A church massacre has pushed a troubled country closer to the brink
The bad old days have returned to Bangui. The capital of the Central African Republic was, until recently, a place of relative safety in a country largely controlled by armed gangs. Pope Francis made a two-day visit there, celebrating Mass and visiting a Muslim area known as PK5.
That was in late 2015. At the time there was a sense of hope. Young Muslims, former members of the Seleka militia, joined the papal Mass wearing T-shirts with Francis’s face on them, chanting: “It’s over” (meaning the conflict had ended). A few months later, a president was elected, and Cardinal Dieudonné Nzapalainga hailed a “wind of change” blowing through the nation.

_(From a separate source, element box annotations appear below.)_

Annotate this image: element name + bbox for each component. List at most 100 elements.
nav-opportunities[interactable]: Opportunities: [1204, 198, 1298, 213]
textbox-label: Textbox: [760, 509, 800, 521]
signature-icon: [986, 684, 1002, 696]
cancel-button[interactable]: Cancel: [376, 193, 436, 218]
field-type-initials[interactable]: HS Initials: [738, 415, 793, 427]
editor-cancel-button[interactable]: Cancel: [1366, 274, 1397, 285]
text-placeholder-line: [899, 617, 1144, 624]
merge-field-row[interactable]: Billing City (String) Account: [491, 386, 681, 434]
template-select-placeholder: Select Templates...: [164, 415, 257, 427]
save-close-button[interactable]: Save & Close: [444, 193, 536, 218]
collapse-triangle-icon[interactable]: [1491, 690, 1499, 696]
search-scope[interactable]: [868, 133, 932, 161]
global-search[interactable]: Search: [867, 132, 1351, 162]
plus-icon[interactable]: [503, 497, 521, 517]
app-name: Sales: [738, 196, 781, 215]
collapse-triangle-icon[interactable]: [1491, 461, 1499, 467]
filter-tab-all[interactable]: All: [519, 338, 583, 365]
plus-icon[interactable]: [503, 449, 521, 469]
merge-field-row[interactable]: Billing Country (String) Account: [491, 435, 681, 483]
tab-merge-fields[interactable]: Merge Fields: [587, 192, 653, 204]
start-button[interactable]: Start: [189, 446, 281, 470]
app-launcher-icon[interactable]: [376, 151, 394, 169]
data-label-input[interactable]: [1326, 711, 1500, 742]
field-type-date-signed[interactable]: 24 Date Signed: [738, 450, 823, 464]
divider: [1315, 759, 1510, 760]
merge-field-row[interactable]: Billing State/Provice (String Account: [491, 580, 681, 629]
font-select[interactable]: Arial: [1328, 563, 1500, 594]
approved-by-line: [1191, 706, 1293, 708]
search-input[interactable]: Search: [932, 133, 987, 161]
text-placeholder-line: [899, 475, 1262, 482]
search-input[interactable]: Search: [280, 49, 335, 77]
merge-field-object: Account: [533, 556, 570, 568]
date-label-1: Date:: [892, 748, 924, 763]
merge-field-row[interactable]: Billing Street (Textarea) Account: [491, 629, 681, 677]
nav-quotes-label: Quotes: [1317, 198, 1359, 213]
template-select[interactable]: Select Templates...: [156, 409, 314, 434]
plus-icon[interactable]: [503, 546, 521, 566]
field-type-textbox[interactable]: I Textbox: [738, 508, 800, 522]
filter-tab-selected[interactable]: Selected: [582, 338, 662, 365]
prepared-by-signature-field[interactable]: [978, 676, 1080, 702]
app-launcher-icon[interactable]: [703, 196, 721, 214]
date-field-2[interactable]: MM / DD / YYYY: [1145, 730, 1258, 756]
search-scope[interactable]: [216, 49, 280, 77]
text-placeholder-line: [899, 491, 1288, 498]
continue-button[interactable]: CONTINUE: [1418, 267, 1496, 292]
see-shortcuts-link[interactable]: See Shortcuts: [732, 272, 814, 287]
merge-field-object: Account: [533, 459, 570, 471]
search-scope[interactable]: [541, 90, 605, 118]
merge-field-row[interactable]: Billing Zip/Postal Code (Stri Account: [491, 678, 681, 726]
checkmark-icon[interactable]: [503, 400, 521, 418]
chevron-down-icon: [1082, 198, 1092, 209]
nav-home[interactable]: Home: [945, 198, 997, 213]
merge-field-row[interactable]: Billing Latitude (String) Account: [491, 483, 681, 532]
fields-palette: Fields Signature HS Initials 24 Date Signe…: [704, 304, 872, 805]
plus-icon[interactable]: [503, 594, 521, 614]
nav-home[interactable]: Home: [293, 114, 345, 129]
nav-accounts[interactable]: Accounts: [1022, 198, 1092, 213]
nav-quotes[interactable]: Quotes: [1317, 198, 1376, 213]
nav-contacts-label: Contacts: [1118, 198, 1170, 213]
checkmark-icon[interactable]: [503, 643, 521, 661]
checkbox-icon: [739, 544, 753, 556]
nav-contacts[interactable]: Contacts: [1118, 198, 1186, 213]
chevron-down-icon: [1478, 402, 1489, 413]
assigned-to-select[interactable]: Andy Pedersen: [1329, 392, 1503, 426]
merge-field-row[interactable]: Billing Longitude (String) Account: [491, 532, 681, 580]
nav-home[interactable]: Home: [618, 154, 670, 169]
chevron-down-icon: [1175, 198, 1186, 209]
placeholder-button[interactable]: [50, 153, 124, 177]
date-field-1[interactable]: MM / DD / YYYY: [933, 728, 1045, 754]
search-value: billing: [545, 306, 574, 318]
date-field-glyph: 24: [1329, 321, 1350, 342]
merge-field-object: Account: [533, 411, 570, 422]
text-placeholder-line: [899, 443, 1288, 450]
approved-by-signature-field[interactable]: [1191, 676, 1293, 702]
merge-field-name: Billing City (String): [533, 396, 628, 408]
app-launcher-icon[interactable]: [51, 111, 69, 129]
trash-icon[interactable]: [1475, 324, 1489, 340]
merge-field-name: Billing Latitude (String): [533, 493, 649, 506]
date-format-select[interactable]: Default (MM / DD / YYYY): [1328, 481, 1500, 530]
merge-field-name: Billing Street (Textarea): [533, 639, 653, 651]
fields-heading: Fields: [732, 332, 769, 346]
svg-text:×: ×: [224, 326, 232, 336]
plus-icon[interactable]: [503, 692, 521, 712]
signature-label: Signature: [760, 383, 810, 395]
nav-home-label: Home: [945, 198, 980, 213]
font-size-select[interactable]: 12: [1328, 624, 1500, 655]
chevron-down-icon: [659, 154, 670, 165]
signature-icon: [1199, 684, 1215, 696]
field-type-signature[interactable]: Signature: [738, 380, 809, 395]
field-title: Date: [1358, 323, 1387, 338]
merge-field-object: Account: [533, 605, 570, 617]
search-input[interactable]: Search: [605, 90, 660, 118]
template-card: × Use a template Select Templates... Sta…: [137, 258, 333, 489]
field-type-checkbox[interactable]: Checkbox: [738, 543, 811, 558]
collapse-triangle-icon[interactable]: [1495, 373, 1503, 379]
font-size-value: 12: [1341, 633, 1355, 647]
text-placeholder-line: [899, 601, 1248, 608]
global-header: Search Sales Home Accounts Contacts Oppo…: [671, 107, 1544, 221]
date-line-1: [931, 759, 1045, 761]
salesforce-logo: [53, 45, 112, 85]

Now, the PK5 neighbourhood is once again a place of violent conflict. On May 1 a gang from the area threw grenades and sprayed gunfire at Mass-goers at the city’s Our Lady of Fatima Church, killing at least 19 people, including a priest. In the reprisals that followed, two more were killed and a mosque burned down.
Many fear more deaths are to come. Kessy Ekomo-Soignet, a youth worker, told the New York Times that calls for revenge were circulating on Facebook.
For the people of Bangui, this is familiar territory. A coup by the mainly Muslim Seleka in 2013 led to widespread atrocities. This escalated into a civil war after various armed groups, largely Christian and animist, began carrying out revenge attacks. Muslims fled Bangui, and the PK5 neighbourhood became a ghost town. That war ended in 2014 after the intervention of French and later UN peacekeepers. But the militias were never disarmed and the government controlled little outside Bangui.